John shrugged off his backpack. He walked it into the bedroom and laid it carefully on the far side of the bed.

“How long have you been here, Charboric? Fifty years?” Charboric nodded. “How long do you plan to live?” John asked. “I don’t rate my chances high of ever leaving.”

Charboric eyed John, then nodded again. “You understand something that Visgrath sometimes forgets.” Charboric’s expression softened, and for a moment John almost felt sorry for him.

“Engineering is a philosophy of science,” John said. “Even if the science changes, the process remains the same.”

“Indeed,” Charboric said. “But we sometimes lack the patience for study.”

“Knowledge is power,” John said.

“Power is power,” Charboric replied.

John shrugged.

After a minute, Charboric added, “Visgrath has explained our situation, has he not?”

“He has.”

“We’ve been trapped here for a long time awaiting rescue-we are not going to debate the benefit of that strategy. In that meantime we have made ourselves as comfortable as possible by exploiting what we know from other… locations.”

“Scuba,” John said.

“Local law limits the length of time we can exploit our ideas.”

“Patents.”

“The time frame for patents in this universe is twelve and a half years.”

“But you can still market a product after the patent time,” John said.

“The most profit occurs in the time of monopoly,” Charboric said. “Afterwards we sell the patent and adjunct company. We have little patience for competitive markets.”

“So after decades you’re running out of ideas,” John said.

“We’ve accreted a rather extensive entourage beyond the original dozen,” Charboric said.

“Thus your interest in pinball.”

“We knew it was an extra-universal technology. We of course know how to exploit technology here. The decision to invest was obvious.”

“But you don’t do competitive markets,” John said.

“It was a strategic decision,” Charboric said with a smile and nod toward John. “You’ve been mainline much more recently than we have. An alliance would allow us to exploit everything else that you might know.”

“But I’m not that old,” John said. “I don’t know that much.”

“You’d be surprised. You’ve been immersed in a highly technological world for your lifetime. There are hundreds of objects-inane in that universe-that are valuable here.”

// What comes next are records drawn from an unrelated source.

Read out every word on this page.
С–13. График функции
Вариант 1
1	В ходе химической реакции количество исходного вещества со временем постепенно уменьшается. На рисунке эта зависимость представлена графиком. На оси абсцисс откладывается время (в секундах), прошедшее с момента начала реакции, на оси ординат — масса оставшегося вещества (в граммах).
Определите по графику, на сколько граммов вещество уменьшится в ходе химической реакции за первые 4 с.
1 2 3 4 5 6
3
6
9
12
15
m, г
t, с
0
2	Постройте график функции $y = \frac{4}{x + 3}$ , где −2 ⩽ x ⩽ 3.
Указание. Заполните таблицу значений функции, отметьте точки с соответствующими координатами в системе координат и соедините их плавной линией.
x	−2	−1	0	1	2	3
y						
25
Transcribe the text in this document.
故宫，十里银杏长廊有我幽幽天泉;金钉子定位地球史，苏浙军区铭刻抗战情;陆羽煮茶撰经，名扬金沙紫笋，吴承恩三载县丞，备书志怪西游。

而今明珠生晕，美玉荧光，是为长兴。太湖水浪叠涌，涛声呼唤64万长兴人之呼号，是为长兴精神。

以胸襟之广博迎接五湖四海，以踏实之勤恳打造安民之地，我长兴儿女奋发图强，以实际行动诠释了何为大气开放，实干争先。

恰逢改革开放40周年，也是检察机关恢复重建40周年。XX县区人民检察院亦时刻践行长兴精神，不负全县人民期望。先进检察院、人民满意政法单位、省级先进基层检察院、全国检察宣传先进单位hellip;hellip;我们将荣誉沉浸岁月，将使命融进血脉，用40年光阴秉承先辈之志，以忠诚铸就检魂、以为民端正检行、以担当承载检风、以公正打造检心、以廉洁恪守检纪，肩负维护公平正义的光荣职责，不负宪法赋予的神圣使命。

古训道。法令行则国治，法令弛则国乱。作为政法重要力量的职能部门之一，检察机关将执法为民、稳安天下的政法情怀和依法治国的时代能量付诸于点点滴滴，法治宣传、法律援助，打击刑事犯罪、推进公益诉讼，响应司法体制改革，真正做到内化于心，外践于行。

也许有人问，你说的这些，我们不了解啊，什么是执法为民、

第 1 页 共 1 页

John struggled to come up with some argument. “Yes, but everything was so different there.”

Charboric shrugged. He reached into his jacket pocket and pulled out a small spiral-bound pad of paper and a pencil. “Carry this with you. Write down anything you think of. Ideas will come to you when you’re driving or in the shower or taking a shit. Keep this with you. Write down what you remember.”

“Uh, okay,” John said. He took the pencil and pad. The pencil had teeth marks near the eraser.

Charboric stood up. “We’ll talk again in a week. Don’t dodge my calls. This is important. I’ll expect you to have ten ideas on that list. Ten good ideas.”

“Sure.”

Charboric paused at the door. “I don’t need to remind you how important secrecy is. Your business partners should know nothing of this.”

“Of course.”

John listened as the car door slammed shut on Charboric’s SUV. He looked down at the pad of paper in his hand.

“What the hell am I going to do now?”

He opened the pad and wrote: “Rubert’s Cube” at the top of the first page.

“What a dumb idea.”

He scratched it out.

Henry and John took turns going to class the next week. The one not in class spent hours hunched over the opened device in the old factory, tracing threads with the voltmeter. Slowly the neural mapping within the marshmallows took form. Grace drew the connections as they went along and John or Henry verified them so that there were no mistakes. If they made one, there was no way to correct it unless they started from scratch.